The Duchy of Lancaster is a private landed estate which provides the Sovereign of the day with a source of income independent from Government and the public purse. The Duchy is self financing and does not rely upon public funds in connection with its activities.

During the year, the Trustees of the two main Duchy charities, the Benevolent Fund and the Jubilee Trust, made grants at the same levels as in earlier years. In addition, the Duke of Lancaster Housing Trust committed just under £2.0m to its first housing project in Dunsop Bridge, Lancashire.

Mr Clarke believes that the Duchy has continued to improve the quality and mix of its portfolios which has put in it a strong position to build on its success in the years ahead.
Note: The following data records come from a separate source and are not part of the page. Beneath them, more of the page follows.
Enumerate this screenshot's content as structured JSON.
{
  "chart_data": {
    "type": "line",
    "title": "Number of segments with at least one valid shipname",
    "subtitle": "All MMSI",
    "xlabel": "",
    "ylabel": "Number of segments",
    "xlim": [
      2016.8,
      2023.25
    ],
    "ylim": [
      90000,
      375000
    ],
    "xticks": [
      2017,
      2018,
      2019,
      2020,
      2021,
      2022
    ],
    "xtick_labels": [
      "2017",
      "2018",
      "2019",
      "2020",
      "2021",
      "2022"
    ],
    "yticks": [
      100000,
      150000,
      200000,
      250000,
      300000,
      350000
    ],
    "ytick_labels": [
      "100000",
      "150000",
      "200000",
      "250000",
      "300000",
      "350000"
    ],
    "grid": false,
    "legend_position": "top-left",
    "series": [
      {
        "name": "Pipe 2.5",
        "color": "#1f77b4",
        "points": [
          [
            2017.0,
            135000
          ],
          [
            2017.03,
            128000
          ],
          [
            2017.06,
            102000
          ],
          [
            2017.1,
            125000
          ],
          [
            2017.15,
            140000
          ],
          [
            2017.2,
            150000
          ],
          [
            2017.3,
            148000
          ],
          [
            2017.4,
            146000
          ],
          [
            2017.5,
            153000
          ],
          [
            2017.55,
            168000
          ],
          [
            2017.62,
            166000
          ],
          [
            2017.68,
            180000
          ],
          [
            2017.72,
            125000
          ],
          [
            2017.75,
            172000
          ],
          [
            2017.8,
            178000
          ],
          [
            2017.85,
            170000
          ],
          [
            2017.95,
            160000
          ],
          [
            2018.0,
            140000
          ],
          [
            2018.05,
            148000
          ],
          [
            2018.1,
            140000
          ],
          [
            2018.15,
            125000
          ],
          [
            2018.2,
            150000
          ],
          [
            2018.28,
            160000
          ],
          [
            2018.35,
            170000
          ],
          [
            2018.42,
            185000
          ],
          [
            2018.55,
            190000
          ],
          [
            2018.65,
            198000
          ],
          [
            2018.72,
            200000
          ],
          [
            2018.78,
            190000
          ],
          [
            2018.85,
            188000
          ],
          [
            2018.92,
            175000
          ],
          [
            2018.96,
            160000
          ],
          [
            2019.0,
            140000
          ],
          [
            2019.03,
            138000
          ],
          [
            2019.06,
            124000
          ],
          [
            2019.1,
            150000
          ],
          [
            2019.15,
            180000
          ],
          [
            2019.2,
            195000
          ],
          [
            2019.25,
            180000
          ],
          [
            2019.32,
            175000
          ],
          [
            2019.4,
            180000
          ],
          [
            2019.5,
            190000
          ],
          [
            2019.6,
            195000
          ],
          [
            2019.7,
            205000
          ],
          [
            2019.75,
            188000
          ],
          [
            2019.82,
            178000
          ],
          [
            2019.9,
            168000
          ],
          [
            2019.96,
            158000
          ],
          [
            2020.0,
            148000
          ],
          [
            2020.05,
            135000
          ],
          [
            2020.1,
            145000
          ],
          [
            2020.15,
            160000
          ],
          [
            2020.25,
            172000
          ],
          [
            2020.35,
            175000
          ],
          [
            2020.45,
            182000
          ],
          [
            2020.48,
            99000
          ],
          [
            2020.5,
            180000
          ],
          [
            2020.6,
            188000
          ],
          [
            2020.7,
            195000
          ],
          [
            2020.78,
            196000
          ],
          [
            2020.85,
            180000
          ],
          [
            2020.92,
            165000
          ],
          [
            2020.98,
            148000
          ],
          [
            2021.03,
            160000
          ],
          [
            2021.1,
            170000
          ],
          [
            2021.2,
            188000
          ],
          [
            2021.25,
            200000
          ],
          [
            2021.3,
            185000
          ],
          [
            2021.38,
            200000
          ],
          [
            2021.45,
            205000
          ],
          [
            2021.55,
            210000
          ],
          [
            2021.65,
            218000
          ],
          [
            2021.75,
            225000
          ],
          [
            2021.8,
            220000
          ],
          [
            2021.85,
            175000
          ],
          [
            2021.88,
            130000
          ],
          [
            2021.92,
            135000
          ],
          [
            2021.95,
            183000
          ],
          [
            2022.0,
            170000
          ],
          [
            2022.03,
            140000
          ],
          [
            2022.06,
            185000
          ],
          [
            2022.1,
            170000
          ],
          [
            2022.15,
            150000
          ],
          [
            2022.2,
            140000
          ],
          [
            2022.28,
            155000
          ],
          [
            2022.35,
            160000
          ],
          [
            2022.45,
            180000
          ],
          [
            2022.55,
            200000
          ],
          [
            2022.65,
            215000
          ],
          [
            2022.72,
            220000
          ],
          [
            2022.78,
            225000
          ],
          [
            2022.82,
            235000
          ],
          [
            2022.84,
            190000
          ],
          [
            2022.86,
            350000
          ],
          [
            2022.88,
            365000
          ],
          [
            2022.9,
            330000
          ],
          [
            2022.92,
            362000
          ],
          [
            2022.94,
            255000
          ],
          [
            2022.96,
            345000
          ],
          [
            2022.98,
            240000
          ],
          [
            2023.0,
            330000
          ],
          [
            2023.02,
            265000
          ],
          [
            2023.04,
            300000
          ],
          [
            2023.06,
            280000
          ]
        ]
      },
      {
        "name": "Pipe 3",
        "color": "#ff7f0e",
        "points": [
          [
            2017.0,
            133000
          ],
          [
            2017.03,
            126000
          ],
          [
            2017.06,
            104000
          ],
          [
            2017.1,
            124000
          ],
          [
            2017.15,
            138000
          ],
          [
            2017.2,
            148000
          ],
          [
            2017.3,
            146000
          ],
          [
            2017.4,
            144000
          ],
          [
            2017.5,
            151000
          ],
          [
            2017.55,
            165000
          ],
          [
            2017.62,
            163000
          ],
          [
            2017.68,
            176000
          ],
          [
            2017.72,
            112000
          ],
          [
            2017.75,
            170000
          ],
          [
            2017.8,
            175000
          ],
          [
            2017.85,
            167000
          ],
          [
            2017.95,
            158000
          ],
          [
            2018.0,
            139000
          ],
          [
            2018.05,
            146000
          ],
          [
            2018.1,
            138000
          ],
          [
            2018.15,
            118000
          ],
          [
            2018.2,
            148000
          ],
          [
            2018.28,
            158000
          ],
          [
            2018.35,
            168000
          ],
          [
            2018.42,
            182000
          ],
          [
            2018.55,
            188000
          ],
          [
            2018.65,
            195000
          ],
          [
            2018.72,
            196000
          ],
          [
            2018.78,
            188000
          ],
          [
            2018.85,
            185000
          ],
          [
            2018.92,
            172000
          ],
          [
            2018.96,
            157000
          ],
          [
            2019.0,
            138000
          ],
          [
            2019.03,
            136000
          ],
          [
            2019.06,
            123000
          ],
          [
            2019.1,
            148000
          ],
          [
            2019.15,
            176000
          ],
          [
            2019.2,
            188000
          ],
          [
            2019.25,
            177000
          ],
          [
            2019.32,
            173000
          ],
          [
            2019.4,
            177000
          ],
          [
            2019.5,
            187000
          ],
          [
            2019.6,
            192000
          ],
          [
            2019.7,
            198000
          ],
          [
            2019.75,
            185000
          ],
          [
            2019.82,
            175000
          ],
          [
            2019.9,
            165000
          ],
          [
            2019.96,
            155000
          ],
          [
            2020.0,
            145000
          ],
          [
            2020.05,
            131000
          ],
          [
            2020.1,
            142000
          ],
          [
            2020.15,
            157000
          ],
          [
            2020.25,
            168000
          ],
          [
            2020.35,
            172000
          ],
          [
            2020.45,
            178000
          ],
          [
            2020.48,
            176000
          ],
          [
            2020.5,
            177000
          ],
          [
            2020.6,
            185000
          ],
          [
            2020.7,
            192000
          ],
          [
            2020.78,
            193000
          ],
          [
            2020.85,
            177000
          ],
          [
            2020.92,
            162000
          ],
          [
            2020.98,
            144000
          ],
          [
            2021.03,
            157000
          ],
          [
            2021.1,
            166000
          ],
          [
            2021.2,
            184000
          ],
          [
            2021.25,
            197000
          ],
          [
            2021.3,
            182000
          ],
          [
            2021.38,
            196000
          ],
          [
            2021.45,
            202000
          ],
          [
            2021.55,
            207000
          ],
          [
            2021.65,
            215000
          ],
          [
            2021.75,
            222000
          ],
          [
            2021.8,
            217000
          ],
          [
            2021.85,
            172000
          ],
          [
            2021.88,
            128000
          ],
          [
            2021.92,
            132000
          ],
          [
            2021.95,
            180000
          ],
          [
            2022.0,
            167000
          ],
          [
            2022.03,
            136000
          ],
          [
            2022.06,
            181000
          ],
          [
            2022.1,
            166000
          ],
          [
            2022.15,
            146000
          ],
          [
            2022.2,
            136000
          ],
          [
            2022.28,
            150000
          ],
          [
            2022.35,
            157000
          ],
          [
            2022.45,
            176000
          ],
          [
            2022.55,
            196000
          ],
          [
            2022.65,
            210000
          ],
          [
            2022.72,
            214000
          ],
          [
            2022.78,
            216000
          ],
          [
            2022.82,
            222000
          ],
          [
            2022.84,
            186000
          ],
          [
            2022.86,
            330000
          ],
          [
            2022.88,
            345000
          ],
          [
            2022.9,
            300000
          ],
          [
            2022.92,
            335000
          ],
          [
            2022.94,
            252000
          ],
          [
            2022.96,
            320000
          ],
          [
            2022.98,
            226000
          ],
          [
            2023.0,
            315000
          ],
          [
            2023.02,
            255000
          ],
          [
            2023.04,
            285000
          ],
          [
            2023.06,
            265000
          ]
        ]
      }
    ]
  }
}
“2012 is going to be an eventful year with, in particular, the Diamond Jubilee celebrations and also the London Olympics. Despite these exciting distractions, the Duchy will continue to follow its proven path of prudence and professionalism. The levels of returns seen during the early part of the last decade will not be repeated during the next five years, but we are confident that we will continue to see strong financial performance and enhanced asset quality across all our estates.”